Por otro lado, encontramos un lado metafísico. El fantasma del padre de César se manifiesta en su imaginación y permite enhebrar la conexión del pasado lejano con el presente del personaje… ¿o futuro? Una conjunción temporal que ese fantasma subraya para dar pie a la verdadera realidad vivida por el protagonista. Como él mismo manifiesta: “Un muerto es una realidad estéril, prescindible”, y “no necesita de nada ni de nadie”. Es un edificio derrumbado, ante lo cual la actitud de César será la de un muerto en vida. Una existencia tediosa, ansiosa de escape. Digamos que su mundo está rodeado de sueños, deseos y anhelos rotos, hasta incluso en el aspecto económico, puesto que observa cómo se han perdido los ahorros depositados en una entidad financiera por tanta gente, episodio real acaecido en 1995.

No obstante, también existe un fondo: el de la dictadura de Stroessner. Ahí tenemos al personaje que observa su paisaje de manera distanciada. De nuevo vemos ese universo casoliano de su novela Segundo Horror. Los favores y caídas en desgracia están a la orden del día, y César es un testigo de este universo. Episodios realmente acaecidos, como el del avance de los carperos aludiendo a épocas recientes, y para ello el autor ha seleccionado recortes de prensa incluidos a lo largo de la novela; una forma gráfica de establecer la relación entre el personaje desconocido y la historia, en una marcha dinámica en la que los acontecimientos superan a los deseos.
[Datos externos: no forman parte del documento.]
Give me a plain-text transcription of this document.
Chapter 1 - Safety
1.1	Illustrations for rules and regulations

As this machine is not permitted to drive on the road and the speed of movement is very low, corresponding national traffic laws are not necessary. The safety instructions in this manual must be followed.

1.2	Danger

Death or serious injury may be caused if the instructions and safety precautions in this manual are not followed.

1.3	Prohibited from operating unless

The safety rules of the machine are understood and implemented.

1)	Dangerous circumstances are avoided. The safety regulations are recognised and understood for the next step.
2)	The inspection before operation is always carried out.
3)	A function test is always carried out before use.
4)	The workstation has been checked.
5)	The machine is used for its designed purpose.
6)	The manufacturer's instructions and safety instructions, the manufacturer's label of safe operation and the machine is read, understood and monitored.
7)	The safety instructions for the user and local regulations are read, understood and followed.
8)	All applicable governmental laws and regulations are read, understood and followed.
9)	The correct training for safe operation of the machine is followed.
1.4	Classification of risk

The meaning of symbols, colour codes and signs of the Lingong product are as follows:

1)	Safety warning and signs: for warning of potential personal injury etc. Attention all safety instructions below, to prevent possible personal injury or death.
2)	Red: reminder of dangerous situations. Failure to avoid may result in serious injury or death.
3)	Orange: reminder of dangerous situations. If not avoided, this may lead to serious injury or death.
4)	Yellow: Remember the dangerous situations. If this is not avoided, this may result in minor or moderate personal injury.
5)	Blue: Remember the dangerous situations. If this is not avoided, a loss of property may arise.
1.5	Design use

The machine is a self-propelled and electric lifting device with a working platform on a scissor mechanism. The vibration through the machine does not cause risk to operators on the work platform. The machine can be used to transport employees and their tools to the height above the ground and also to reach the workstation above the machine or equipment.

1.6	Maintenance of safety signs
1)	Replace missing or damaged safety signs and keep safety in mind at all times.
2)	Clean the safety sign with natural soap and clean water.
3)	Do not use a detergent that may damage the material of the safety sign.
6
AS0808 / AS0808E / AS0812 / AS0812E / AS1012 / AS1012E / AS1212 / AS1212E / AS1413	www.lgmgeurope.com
El destino se convierte en algo incierto, informe, para lo cual se necesita un genio creador que lo ordene. Un autor que nos dice que cuando se escribe sobre las propias experiencias, esa telaraña de acontecimientos que a lo largo del tiempo moldea un espacio, termina por adjudicar al conjunto la ambigüedad de la personalidad del autor. Es por ello que la obra también ofrece toda una teoría personal sobre la creación literaria y el carácter delator de la palabra para cualquier persona. Lo escrito es una confesión y en muchos casos una redención. No sabemos si Casola pretende redimirse, pero sí trazar una novela bien escrita, personal y original con la que transmitir un proceso observado a lo largo de su vida. Su experimentalismo no es fatuo, no es un simple juego: la novela aborda tanto la inspiración (sobre todo con el personaje del inquisidor) como su composición, además de relatar acontecimientos en una atmósfera que recuerda a la de su primera novela: El Laberinto, de la que ahora se cumplen 40 años de su edición. Al fin y al cabo, César se aproxima mucho a la protagonista de aquella novela, Susana, aunque esa soledad del mundo, inaccesible, también se percibe en Estela, quien, como ella, no tiene claro el objetivo por el que lucha, y termina por aceptar las imposiciones de un matrimonio vulgar y corriente y con hijos. En esta nueva novela son César y Estela quienes se encuentran en un laberinto de la mediocridad.

Posiblemente estemos ante la novela más redonda del autor. Se traslada ese universo tan personal manifestado en otras obras como Segundo Horror o los cuentos de Firracas y pandorgas. Es Casola un creador convencido, un examinador de una realidad asfixiante que traslada a su novela Café con leche con pan y manteca, incluso con sentido del humor en ocasiones, o al menos ironizando sobre su sociedad. Como manifiesta en el prólogo, es un privilegiado que conoce la vida a plenitud. Y la tarea narrativa. De resultas de este conocimiento, nos brinda una novela culta, más amena de lo que puede pensarse al examinar su estructura, y llena de emoción dentro de un mundo abrumador y tedioso.